Registration is not neccessary as long as the date of manufacture is less than 3 years ago. IOW as long as three years have not elapsed from the date of manufacture printed on the motor tag, the warranty is still in effect. Also, I posed the question - in response to the OP stating that the tool is "about two year old" - as a sort of public service announcement to remind owners to not forget to take advantage of the warranty coverage.
 
I got the CTL through the company. It was broken so it would have been thrown away. I was assuming (never assume  [blink]) that warranty was not an option for me.

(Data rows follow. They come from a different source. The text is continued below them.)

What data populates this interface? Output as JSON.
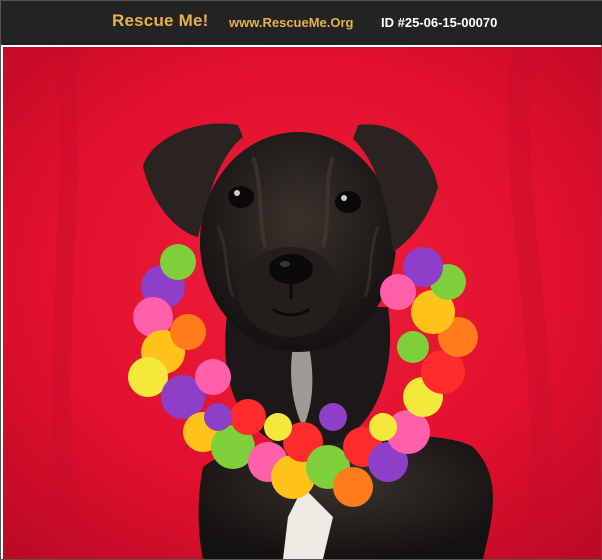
{
  "header": {
    "brand": "Rescue Me!",
    "site": "www.RescueMe.Org",
    "pet_id": "ID #25-06-15-00070"
  },
  "photo": {
    "subject_icon": "puppy-with-flower-lei",
    "background_color": "#e0102e",
    "fur_color": "#1c1818"
  },
  "colors": {
    "header_bg": "#232323",
    "brand_accent": "#e8b04a"
  }
}
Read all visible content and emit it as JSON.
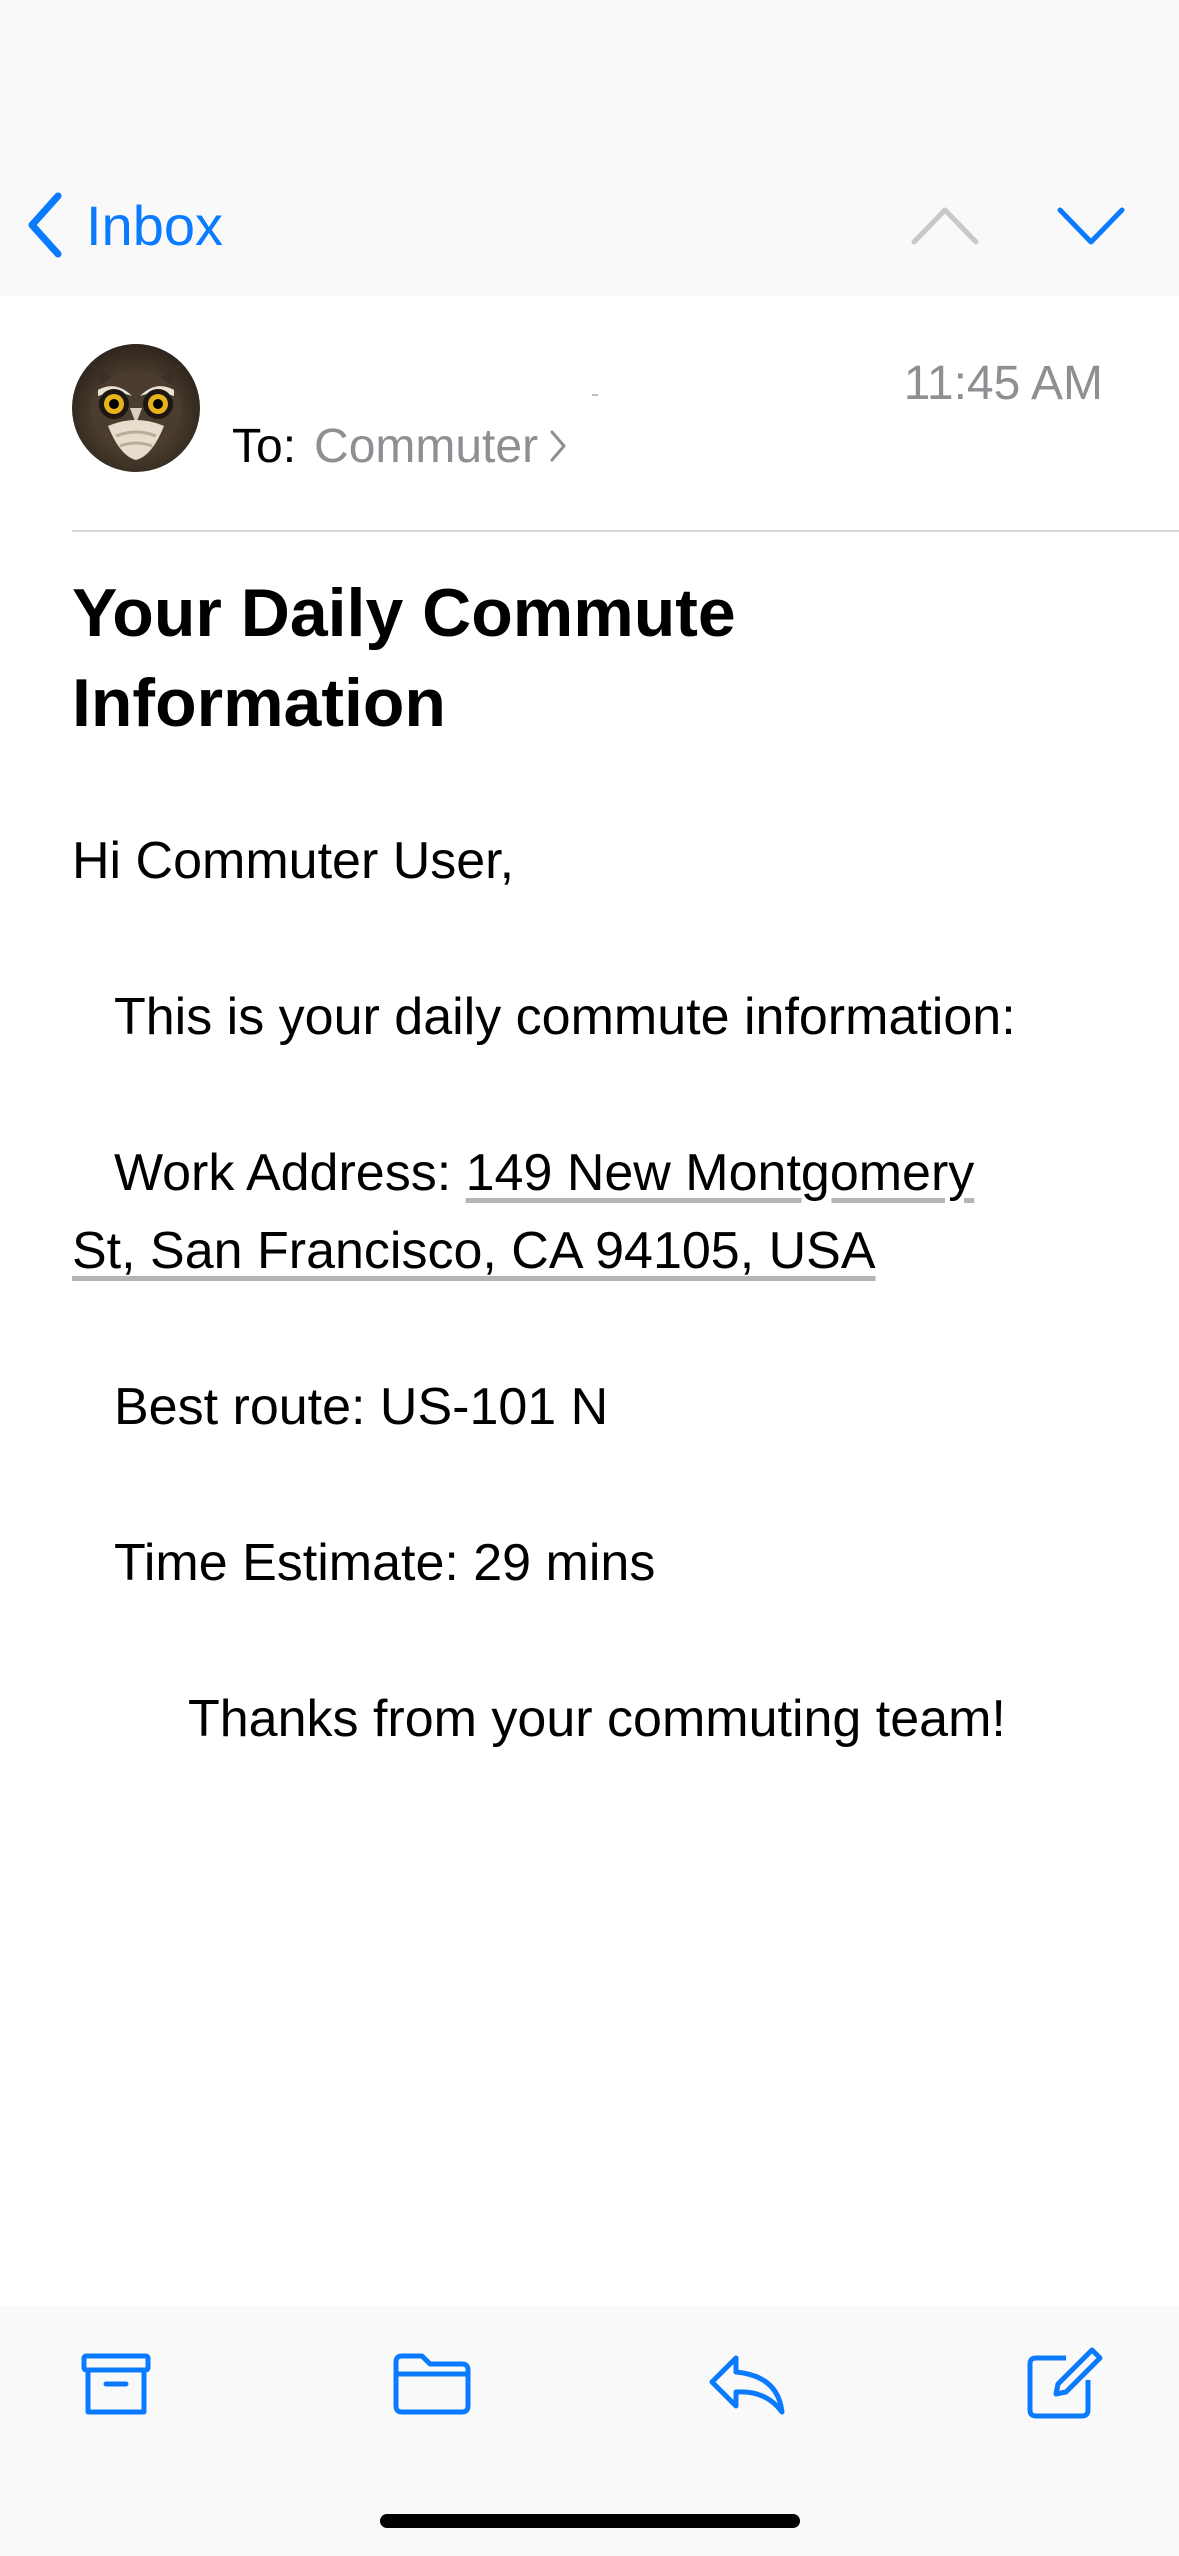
{
  "nav": {
    "back_label": "Inbox"
  },
  "message": {
    "time": "11:45 AM",
    "to_label": "To:",
    "recipient": "Commuter",
    "subject": "Your Daily Commute Information"
  },
  "body": {
    "greeting": "Hi Commuter User,",
    "intro": "This is your daily commute information:",
    "work_prefix": "Work Address: ",
    "address_line1": "149 New Montgomery",
    "address_line2": "St, San Francisco, CA 94105, USA",
    "route": "Best route: US-101 N",
    "estimate": "Time Estimate: 29 mins",
    "signoff": "Thanks from your commuting team!"
  },
  "toolbar": {
    "icons": [
      "archive-icon",
      "folder-icon",
      "reply-icon",
      "compose-icon"
    ]
  },
  "colors": {
    "accent": "#0a7aff",
    "secondary_text": "#8e8e93",
    "bar_background": "#f9f9f9"
  }
}
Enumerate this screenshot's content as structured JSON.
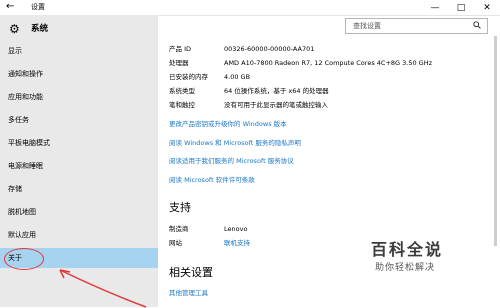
{
  "window": {
    "title": "设置",
    "back_icon": "←",
    "min": "—",
    "max": "□",
    "close": "✕"
  },
  "sidebar": {
    "title": "系统",
    "items": [
      {
        "label": "显示"
      },
      {
        "label": "通知和操作"
      },
      {
        "label": "应用和功能"
      },
      {
        "label": "多任务"
      },
      {
        "label": "平板电脑模式"
      },
      {
        "label": "电源和睡眠"
      },
      {
        "label": "存储"
      },
      {
        "label": "脱机地图"
      },
      {
        "label": "默认应用"
      },
      {
        "label": "关于",
        "active": true
      }
    ]
  },
  "search": {
    "placeholder": "查找设置"
  },
  "info": {
    "rows": [
      {
        "label": "产品 ID",
        "value": "00326-60000-00000-AA701"
      },
      {
        "label": "处理器",
        "value": "AMD A10-7800 Radeon R7, 12 Compute Cores 4C+8G   3.50 GHz"
      },
      {
        "label": "已安装的内存",
        "value": "4.00 GB"
      },
      {
        "label": "系统类型",
        "value": "64 位操作系统，基于 x64 的处理器"
      },
      {
        "label": "笔和触控",
        "value": "没有可用于此显示器的笔或触控输入"
      }
    ],
    "links": [
      "更改产品密钥或升级你的 Windows 版本",
      "阅读 Windows 和 Microsoft 服务的隐私声明",
      "阅读适用于我们服务的 Microsoft 服务协议",
      "阅读 Microsoft 软件许可条款"
    ]
  },
  "support": {
    "heading": "支持",
    "rows": [
      {
        "label": "制造商",
        "value": "Lenovo",
        "is_link": false
      },
      {
        "label": "网站",
        "value": "联机支持",
        "is_link": true
      }
    ]
  },
  "related": {
    "heading": "相关设置",
    "link": "其他管理工具"
  },
  "watermark": {
    "main": "百科全说",
    "sub": "助你轻松解决"
  },
  "colors": {
    "active_item": "#a6d4f0",
    "link": "#1a76c9",
    "annotation": "#e23838"
  }
}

The worst-case scenario is to buy a new electronic for around €120,-. A Bargain if you think a new vac costs €750,-.

But to be fair maybe I should have asked Festool before removing things from the board  [tongue]

gr Piet
 
Hi Piet,

I have the same issue with my CTL26. Exact same electronic board as yours. How did the repair go with the capacitors? Was it ok to solder, and did you figure out the polarity?

Regards,
Phil
 
Hi Phil. My CTL 26 smoked and I had hardly used it. I have just taken it apart and managed to remove some of the mask and remove the caps enough to retain the legs from the old caps.
They are 400 volt 4.7 uf. I have measured the board and I don’t get a short, this tells me the caps are one issue. I’m intending to solder in from the top of the board as I can’t justify paying £200 when the blown components amount to pence.
I’ll let you know how it goes.
 
StuMutch said:
Hi Phil. My CTL 26 smoked and I had hardly used it. I have just taken it apart and managed to remove some of the mask and remove the caps enough to retain the legs from the old caps.
They are 400 volt 4.7 uf. I have measured the board and I don’t get a short, this tells me the caps are one issue. I’m intending to solder in from the top of the board as I can’t justify paying £200 when the blown components amount to pence.
I’ll let you know how it goes.

If it makes it easier you could solder IC pins in and then solder the new caps legs to them. With electrolytics they're more prone to going open circuit due to drying out/leaking, not so much short circuit. Heat does affect them badly, so get good heat rated replacements.